NAZARETH est manifestement très en forme en cette fin de décennie. À défaut d'avoir été un succès commercial, "Expect No Mercy" fut une réussite artistique qui a vite fait de faire oublier le coup de mou accusé sur le dispensable "Play'N'The Game". Ne se reposant pas sur ses lauriers, le groupe va alors proposer en janvier 1979 pas moins que son dixième album, et ce en même pas dix ans. Alors certes, NAZARETH n'est pas devenu un groupe immense, mais il va prouver avec ce chapitre qui clôt les 70s qu'il aura su faire preuve de bien plus de constance que certains dinosaures anglais autrement plus connus. C'est sans doute la rudesse écossaise qui fait la différence.

Une fois de plus, la pochette de l'album attire l'œil. Pas de Frazetta cette foi-ci mais l'excellent Rodney Matthews, notamment connu pour son travail avec MAGNUM. Cette créature reptilienne menaçante prête à nous taillader restera imprimée sur notre rétine, elle se prénomme "Fred" (si si) et est censée évoquer le title track (qui n'a en fait rien de fantasy). Ce qui est sûr, c'est que ça donne envie de mettre le disque sur la platine.

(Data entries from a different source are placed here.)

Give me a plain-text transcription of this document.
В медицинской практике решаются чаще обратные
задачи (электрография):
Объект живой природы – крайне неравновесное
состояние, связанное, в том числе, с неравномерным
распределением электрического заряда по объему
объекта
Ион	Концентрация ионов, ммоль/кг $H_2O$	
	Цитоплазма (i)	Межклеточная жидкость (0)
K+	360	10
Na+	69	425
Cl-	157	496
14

Mais la plus grande curiosité de l'album, c'est que pour la première fois le line-up évolue. Il s'agissait là semble-t-il d'un changement imposé par la maison de disque qui s'impatientait à ce que le groupe retrouve le chemin des charts et qui estimait qu'il fallait pour cela sans doute un peu de sang neuf. C'est ainsi qu'un second guitariste va se greffer à NAZARETH, avec l'arrivée de Zal Cleminson, un Écossais, bien sûr. Ce dernier restera moins de deux ans dans le groupe, mais cela sera suffisant pour y laisser une empreinte indélébile. Le choix de Cleminson pouvait paraître étrange, ce dernier était le guitariste de The SENSATIONAL ALEX HARVEY BAND, une formation de Rock bigarré et avant-gardiste, loin d'être le groupe le plus accessible qui soit. Il est certain que l'arrivée de Cleminson allait donner envie au groupe de défricher de nouveaux terrains de jeux musicaux. L'homme arbore une moustache fine et élégante, en contraste total avec celle beaucoup plus rustique de Manny Charlton, et ben c'est exactement pareil en ce qui concerne son apport musical, qui va enrichir toutes les parties rythmiques du groupe. Un sacré duo de moustachus que voilà.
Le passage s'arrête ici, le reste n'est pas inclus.